17.-Não obstante, decide pela absolvição da Ré na obrigação de indemnizar o Autor por danos não patrimoniais por tal dano, refira-se dano por violação de direitos fundamentais integrados no catálogo de direitos, liberdades e garantias dos cidadãos, se computar a simples incómodos e preocupações trazidos por determinada situação á vida”.
18-Ora, em verdade, em razão da consagração dos direitos ora avocados assim como da fundamentação inserida na douta sentença ora recorrida e pela tutela de direitos fundamentais consagrada na ordem jurídica, não pode, de modo algum, o Autor conformar-se com tal decisão.
19.-In casu, na nossa humilde opinião, o valor sob o qual a Ré associou ao Autor sob comunicação expressa e comprovada nos presentes autos ascende a um valor que, perante o entendimento do homem comum, não poderá ser considerado um simples incómodo.
20.-Assim o determina a nossa melhor doutrina em termos, “ Devem merecer a tutela do direito a ofensa à honra ou reputação do indívíduo ou à sua liberdade pessoal” Antunes Varela e Pires de Lima, CÓDIGO CIVIL ANOTADO, Vol.I.
21.-Considera assim, na sua humilde opinião, o Recorrente que incorre a decisão recorrida no vício de nulidade prevista na alínea c) do artigo 615º do Código de Processo Civil nos termos e fundamentos ora expostos.
22.-Assim como errónea interpretação in casu do nº1 do artigo 496º do código Civil, uma vez que danos não patrimoniais que afectem o bom nome ao crédito e à honra pessoal são considerados, pela doutrina e pela jurisprudência, danos que merecem a tutela do direito e a consequente obrigação de indemnizar.

O R. contra-alegou, sem formular conclusões, tendo pugnado pela improcedência do recurso e consequente manutenção da decisão recorrida.

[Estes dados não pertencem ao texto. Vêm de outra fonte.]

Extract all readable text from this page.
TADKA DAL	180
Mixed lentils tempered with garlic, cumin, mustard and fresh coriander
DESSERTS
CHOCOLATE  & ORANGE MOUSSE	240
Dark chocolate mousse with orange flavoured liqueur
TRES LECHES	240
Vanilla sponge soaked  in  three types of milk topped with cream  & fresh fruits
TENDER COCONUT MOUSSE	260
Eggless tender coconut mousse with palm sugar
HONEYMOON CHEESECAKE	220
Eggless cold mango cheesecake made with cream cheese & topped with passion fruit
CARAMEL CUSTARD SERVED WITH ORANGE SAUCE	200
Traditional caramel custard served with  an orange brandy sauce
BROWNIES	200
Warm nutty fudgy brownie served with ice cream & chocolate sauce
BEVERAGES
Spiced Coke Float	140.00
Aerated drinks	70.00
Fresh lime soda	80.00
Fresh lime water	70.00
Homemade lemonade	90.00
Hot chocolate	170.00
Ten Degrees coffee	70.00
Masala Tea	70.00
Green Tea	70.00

Foram colhidos os vistos legais.

FUNDAMENTAÇÃO.

As questões que se suscitam neste recurso são as seguintes: nulidade da sentença; procedência da ação.

Primeira questão (nulidade da sentença)
O apelante afirma que a sentença recorrida enferma da nulidade prevista no art.º 615.º alínea c), do CPC, porquanto existiria contradição entre a fundamentação e a decisão.
Vejamos.
Nos termos da alínea c) do n.º 1 do art.º 615.º do CPC, a sentença é nula quando “os fundamentos estejam em oposição com a decisão.”
Trata-se aqui de um evidente vício de contradição lógica: o tribunal apresenta como fundamentação premissas de facto e de direito que apontam manifestamente num determinado sentido, mas termina retirando uma consequência contrária ou diversa.
No caso dos autos, na sentença recorrida, o tribunal a quo, após indicar os elementos que reputava constituírem pressupostos da responsabilização da R., à luz do instituto da responsabilidade civil extracontratual, admitiu que se verificavam alguns deles (atuação ilícita e censurabilidade a título de culpa), mas ajuizou que faltavam outros (nexo de causalidade entre a atuação ilícita e alegados danos patrimoniais; danos patrimoniais; relevância jurídica de danos não patrimoniais): pelo que, atendendo ao assim ponderado a nível da fundamentação, a consequência ora impugnada, a improcedência da ação, não se apresenta em desarmonia com aquela.
Questão diversa será a eventual existência de incoerência dentro da própria argumentação fundamentadora da decisão, o que se prende com a análise do mérito da sentença, ou seja, com a apreciação da apelação quanto à vertente substantiva da solução do litígio. A tal se passará na dilucidação da segunda questão.
Nesta parte, pois, a apelação é improcedente.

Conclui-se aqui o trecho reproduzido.